ISPs under Govt tapping pressure
- 27 August, 2003 12:01
Australia's Internet service and carriage providers are staring down the barrel of stiff legislative requirements to provide law enforcement, intelligence agencies and other authorised bodies with the capability to intercept IP traffic for lawful purposes, delegates at the Hack 2003 IT security conference have been told.
While telephone tapping is nothing new, Umar Goldeli, founder of carrier interception technology firm, Universal Defence, told the audience that authorities, carriers and ISPs ultimately had to come to terms with what lawful IP interception "actually involves at the coalface."
A significant issue understood to be facing authorities is that in order to obtain useable 'product', data streams must be intercepted as close to the source as possible. That effectively means going into ISPs small and large to gain access to traffic.

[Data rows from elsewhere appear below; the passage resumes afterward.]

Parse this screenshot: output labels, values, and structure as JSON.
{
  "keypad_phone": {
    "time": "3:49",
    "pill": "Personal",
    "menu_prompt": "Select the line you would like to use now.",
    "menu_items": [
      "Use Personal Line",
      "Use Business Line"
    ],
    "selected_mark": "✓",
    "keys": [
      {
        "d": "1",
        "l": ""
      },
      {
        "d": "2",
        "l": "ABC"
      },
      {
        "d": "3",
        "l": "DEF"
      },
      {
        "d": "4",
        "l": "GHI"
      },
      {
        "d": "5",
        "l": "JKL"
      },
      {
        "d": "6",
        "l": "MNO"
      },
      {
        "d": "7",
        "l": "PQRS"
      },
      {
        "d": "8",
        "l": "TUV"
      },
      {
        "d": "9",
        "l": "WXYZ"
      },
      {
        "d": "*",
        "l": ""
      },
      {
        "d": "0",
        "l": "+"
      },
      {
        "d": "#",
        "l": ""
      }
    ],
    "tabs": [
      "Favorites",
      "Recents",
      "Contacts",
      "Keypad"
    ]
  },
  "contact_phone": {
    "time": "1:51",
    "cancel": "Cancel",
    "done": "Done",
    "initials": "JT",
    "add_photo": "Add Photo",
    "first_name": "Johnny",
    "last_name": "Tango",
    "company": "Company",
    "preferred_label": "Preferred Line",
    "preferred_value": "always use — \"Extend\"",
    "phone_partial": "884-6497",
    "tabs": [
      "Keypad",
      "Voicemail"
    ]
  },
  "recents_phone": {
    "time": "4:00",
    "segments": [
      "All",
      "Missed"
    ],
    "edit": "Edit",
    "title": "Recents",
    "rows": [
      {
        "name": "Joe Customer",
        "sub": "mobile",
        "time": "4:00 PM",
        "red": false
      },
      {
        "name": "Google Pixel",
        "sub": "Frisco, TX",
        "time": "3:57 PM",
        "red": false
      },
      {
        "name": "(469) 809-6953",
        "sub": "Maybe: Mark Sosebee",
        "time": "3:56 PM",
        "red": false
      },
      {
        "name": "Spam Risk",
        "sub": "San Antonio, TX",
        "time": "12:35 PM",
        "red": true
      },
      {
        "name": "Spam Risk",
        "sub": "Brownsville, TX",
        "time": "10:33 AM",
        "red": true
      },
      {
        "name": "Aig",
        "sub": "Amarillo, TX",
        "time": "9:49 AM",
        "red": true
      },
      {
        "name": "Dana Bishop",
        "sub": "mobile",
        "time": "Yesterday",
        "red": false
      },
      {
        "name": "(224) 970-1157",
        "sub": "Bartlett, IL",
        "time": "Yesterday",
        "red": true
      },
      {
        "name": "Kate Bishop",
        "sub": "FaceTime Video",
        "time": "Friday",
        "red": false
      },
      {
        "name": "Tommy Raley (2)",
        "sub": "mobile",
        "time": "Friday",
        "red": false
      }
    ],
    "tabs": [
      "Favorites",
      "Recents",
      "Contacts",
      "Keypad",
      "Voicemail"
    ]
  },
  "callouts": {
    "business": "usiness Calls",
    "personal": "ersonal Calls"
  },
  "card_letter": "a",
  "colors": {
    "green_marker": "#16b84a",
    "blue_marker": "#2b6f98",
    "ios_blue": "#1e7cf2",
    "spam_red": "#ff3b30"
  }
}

"The closer you are to the entry point to the network, the higher the quality of the data intercepted," Goldeli said. "Almost anything can happen between ISP 'A' and carrier 'B' - like inter-customer traffic, multiple upstreams and asymmetric routing. Half of your (target) traffic might go out through carrier A and come back through carrier B.
"That's not uncommon, but it is very difficult to coordinate (an intercept ordered by a warrant), because it's taking a completely different path and that means if you only get one side, you miss half of the communication. You have to be able to pull it off closer to the source."
While telcos are predictably silent on such issues and argue they never discuss any operational security matters, a senior source at a tier-one network and communications supplier familiar with interception issues confirmed that demand for IP interception from the government is indeed growing.
"The pressure is definitely on since S11 (to provide IP intercept capability)," said the source, who agreed to comment on condition of anonymity. "There's a lot going on. With data and wireless it's a lot more complicated than voice, so people who do voice now have to look at those capabilities. A lot of our customers, large and medium size, who would previously do the bare minimum are looking at (their IP intercept capabilities). They are getting a lot more pressure to acquiesce."
Goldeli argued that a point of difference on the local landscape was that Australian authorities required carriers or ISPs to self-fund any capital investment for government interception requirements, a situation that about 700 smaller ISP were probably yet to grapple with.
"As more communications move to IP, so will the requirements for monitoring at a similar rate. A substantial proportion of criminals and persons or organizations of interest now use IP through ISPs and that will grow because there is a perception that the Internet is anonymous," Goldeli said. "These requirements are law - if you don't or can't comply you can be shut down by the Australian Communications Authority."